En l'espèce, il est constant qu'un arrêt de travail a été initialement prescrit le 2 février 2018 et a été prolongé de façon ininterrompue jusqu'au 19 mai 2019, date retenue pour la guérison de monsieur [E].

L'expert judiciaire relève qu'une contusion simple décrite comme une « ...contusion face latérale avec hématome malléole interne cheville gauche... », sans lésion osseuse, ni ligamentaire, ni tendineuse sévère, ne peut justifier un arrêt de travail de 469 jours.
Il conclut qu'il existe un état antérieur qui a évolué pour son propre compte, lequel est documenté puisqu'il est fait état dans les antécédents d'« entorses des 2 chevilles, notion de plâtre et attelle ».
Il estime en conséquence raisonnable de dire que les lésions directement et certainement imputables à l'accident du 2 février 2018 étaient guéries le 27 avril 2018, une période de trois mois étant habituellement retenue pour la guérison d'une contusion osseuse simple.
Les soins et arrêts prodigués à compter du 28 avril 2018 sont en lien avec un état antérieur.

La CPAM ne fait pas valoir de moyens opposants pour contredire les conclusions de l'expert.
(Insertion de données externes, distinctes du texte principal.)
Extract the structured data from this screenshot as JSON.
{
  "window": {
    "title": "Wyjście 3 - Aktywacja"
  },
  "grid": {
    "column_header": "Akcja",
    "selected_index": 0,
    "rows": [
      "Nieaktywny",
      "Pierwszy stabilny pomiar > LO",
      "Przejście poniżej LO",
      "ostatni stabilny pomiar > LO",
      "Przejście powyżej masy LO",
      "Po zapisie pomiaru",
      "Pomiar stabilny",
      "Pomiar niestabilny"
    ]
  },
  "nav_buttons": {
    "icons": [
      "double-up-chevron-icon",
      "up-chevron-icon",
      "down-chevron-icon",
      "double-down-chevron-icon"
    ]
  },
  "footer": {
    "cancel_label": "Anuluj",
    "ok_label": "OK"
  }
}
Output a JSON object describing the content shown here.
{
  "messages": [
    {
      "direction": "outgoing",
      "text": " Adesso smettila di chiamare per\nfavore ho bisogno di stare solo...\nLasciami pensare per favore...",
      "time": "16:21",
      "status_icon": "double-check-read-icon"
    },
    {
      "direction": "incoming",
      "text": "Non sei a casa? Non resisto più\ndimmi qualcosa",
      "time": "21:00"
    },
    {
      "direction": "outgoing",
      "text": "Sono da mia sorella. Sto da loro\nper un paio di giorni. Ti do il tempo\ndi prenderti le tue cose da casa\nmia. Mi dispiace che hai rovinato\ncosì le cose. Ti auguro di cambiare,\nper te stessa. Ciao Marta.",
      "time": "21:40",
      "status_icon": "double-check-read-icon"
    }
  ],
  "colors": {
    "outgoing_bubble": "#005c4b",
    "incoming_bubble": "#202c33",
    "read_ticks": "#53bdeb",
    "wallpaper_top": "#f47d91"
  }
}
Il convient en conséquence de faire droit à la demande de la société RANDSTAD qui réussit à renverser la présomption légale d'imputabilité.

Sur les dépens

L’article R.144-10 du code de la sécurité sociale abrogé depuis le 1er janvier 2019 dispose que la procédure est gratuite et sans frais. Cet article reste applicable pour les procédures en cours jusqu'au 31 décembre 2018 et à partir du 1er janvier 2019, s’appliquent les dispositions des articles 695 et 696 du code de procédure civile relatives à la charge des dépens.

L'article L.142-11 du code de la sécurité sociale qui prévoit que les frais résultant des consultations et expertises ordonnées par les juridictions compétentes sont pris en charge par la Caisse nationale de l’assurance maladie, n’est applicable qu’aux recours introduits à compter du 1er janvier 2020.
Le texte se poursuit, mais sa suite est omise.